Another headwind for Saga is the economy. In farm states where it has stations, tariffs imposed by the Trump Administration, along with poor weather, have created a difficult economic situation. Christian then noted consumer debt concerns he and Bush have been eyeing.
What is the solution for companies like Saga?
This is where famed Green Bay Packers coach Lombardi was mentioned by Christian. During a difficult season, a particular bad game had ended. What did he do?
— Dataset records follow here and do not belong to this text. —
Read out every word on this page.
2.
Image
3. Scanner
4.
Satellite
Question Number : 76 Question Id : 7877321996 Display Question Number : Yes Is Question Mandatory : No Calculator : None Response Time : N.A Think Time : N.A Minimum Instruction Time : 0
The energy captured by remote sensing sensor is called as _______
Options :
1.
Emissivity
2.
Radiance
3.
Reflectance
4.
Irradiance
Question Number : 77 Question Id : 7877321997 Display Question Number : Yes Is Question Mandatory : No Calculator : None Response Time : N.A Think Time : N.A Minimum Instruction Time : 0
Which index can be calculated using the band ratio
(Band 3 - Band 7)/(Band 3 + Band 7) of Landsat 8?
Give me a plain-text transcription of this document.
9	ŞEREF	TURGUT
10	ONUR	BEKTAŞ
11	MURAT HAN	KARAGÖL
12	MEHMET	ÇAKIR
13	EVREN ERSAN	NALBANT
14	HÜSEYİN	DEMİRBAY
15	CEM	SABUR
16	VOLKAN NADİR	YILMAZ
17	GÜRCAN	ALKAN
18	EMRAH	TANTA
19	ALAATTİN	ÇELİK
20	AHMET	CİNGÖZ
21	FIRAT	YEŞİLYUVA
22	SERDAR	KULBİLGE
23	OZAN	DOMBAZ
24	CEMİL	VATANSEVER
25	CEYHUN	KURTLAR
Lombardi addressed his players in the Packers locker room by declaring the team had to get back to basics. “He picked up the pigskin and said, ‘Gentlemen, this is a football,'” Christian said. “We need to pick up the teaching with our sellers and practice, practice, practice.”
Christian spoke at length about turning to the basics of radio while training the sales associate on how to best sell local direct, as they are not getting agency revenue, to build longer-term relationships with clients.
Christian also shared a story about bed bugs, and how a mattress dealer was tied in to a promotion — something that demonstrates how Christian and his team are discovering new uses for an old medium.
Then, he ventured to Iceland to talk about the fishing industry.
There was a point, and it tied in to Christian’s conviction that the radio business fundamentals are strong, but that the industry must not sit “idly by” while the world changes around it.
Doing so would disappoint Saga’s investors.